Below is a list of what’s in the package with a brief description.
read_core(): Read in a Core Places file, which you can then merge with patterns or other data to add information about each location. There is also the older
link_poi_naics() which does the same thing but can only be used to create a link between POIs and NAICS codes.
read_distancing(): Given a list of dates, reads in and aggregates SafeGraph social-distancing v2 files.
read_many_csvs(): Reads a bunch of CSVs in the same folder and row-binds them all together. Useful for stuff like normalization data.
read_patterns(): Reads a bunch of (or one, respectively) monthly or weekly patterns
.csv.gz files all in the same folder, does appropriate processing, and row-binds the results together.
safegraph_aws(): A thin wrapper for
aws.s3::s3sync() that downloads data from the SafeGraph AWS buckets. As of January 31, 2022, this function will only be useful for enterprise customers with their own AWS access.
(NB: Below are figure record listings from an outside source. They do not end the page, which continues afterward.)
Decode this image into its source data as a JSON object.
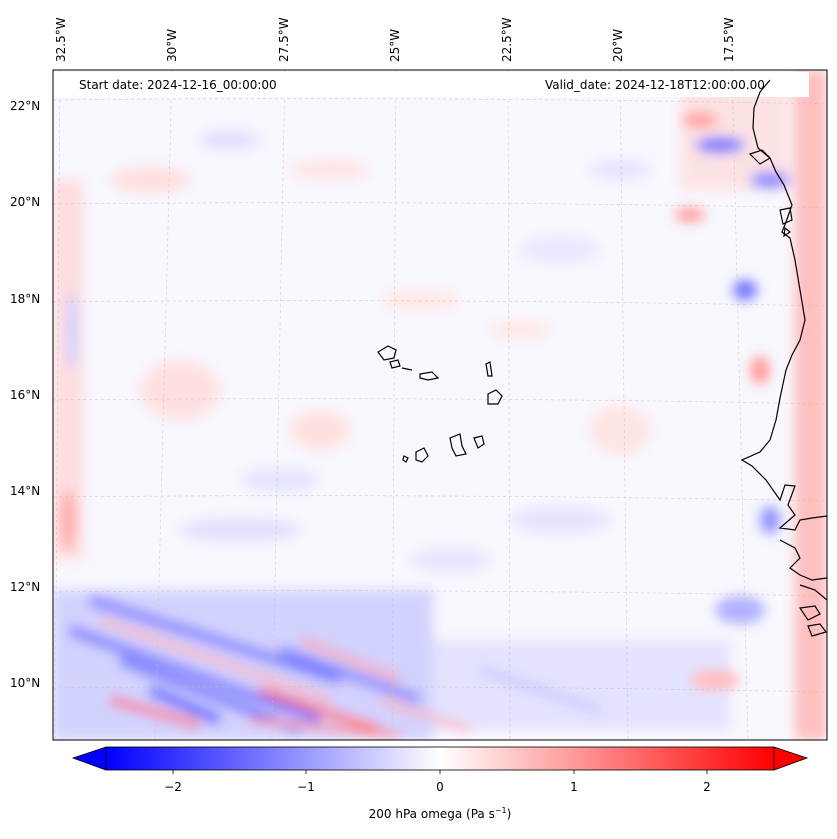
{
  "map": {
    "start_date": "Start date: 2024-12-16_00:00:00",
    "valid_date": "Valid_date: 2024-12-18T12:00:00.00",
    "lon_labels": [
      "32.5°W",
      "30°W",
      "27.5°W",
      "25°W",
      "22.5°W",
      "20°W",
      "17.5°W"
    ],
    "lat_labels": [
      "22°N",
      "20°N",
      "18°N",
      "16°N",
      "14°N",
      "12°N",
      "10°N"
    ],
    "extent": {
      "lon": [
        -32.6,
        -15.6
      ],
      "lat": [
        8.9,
        22.8
      ]
    },
    "field": "200 hPa omega",
    "coastline": "West Africa coast and Cape Verde islands",
    "gridlines": true
  },
  "colorbar": {
    "ticks": [
      "−2",
      "−1",
      "0",
      "1",
      "2"
    ],
    "range": [
      -2.6,
      2.6
    ],
    "cmap": "bwr",
    "colors": {
      "negative": "#0000ff",
      "neutral": "#ffffff",
      "positive": "#ff0000"
    },
    "label_main": "200 hPa omega (Pa s",
    "label_sup": "−1",
    "label_end": ")"
  }
}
expand_integer_json(): Take SafeGraph data with a column of categorical (named) or numeric (unnamed) JSON data and expand that column, pivot the data to long format, and then aggregate to the desired level.
expand_open_hours(): Expand the
open_hours variable into something easy to use!
fips_from_cbg(): Take a census block group identifier and extract the state and/or county FIPS codes.
rbind_by_list_pos(): Take a list of lists of
data.tables and row-binds them by their position in the sub-list. For example,
rbind_by_list_pos(list(A,B),list(C,D)) would return
list(rbind(A,C),rbind(B,D)). Can be used after
read_ functions, which in some cases return a list of
data.tables for each file they read.
hb_shrink(): Perform hierarchical Bayesian shrinkage on the CBG-to-county or county-to-state level.
ma(): Calculates a (by default) seven day moving average on pre-sorted data with no gaps.
sample_size_adjust(): Adjusts data for differences in sampling rates across geographic locations.
scale_to_date(): Adjusts data to be relative to a specific date.
scale_yoy(): Adjusts data to be relative to the same date the previous year.
cbg_pop: Population data from the easy census file.
county_pop: Population aggregated to the county level.
fips_to_names: Data set linking state and county FIPS codes to state and county names, for merging in and labeling.
naics_codes: Data set linking NAICS codes to NAICS code titles, for merging in and labeling (or just knowing what you’re looking at).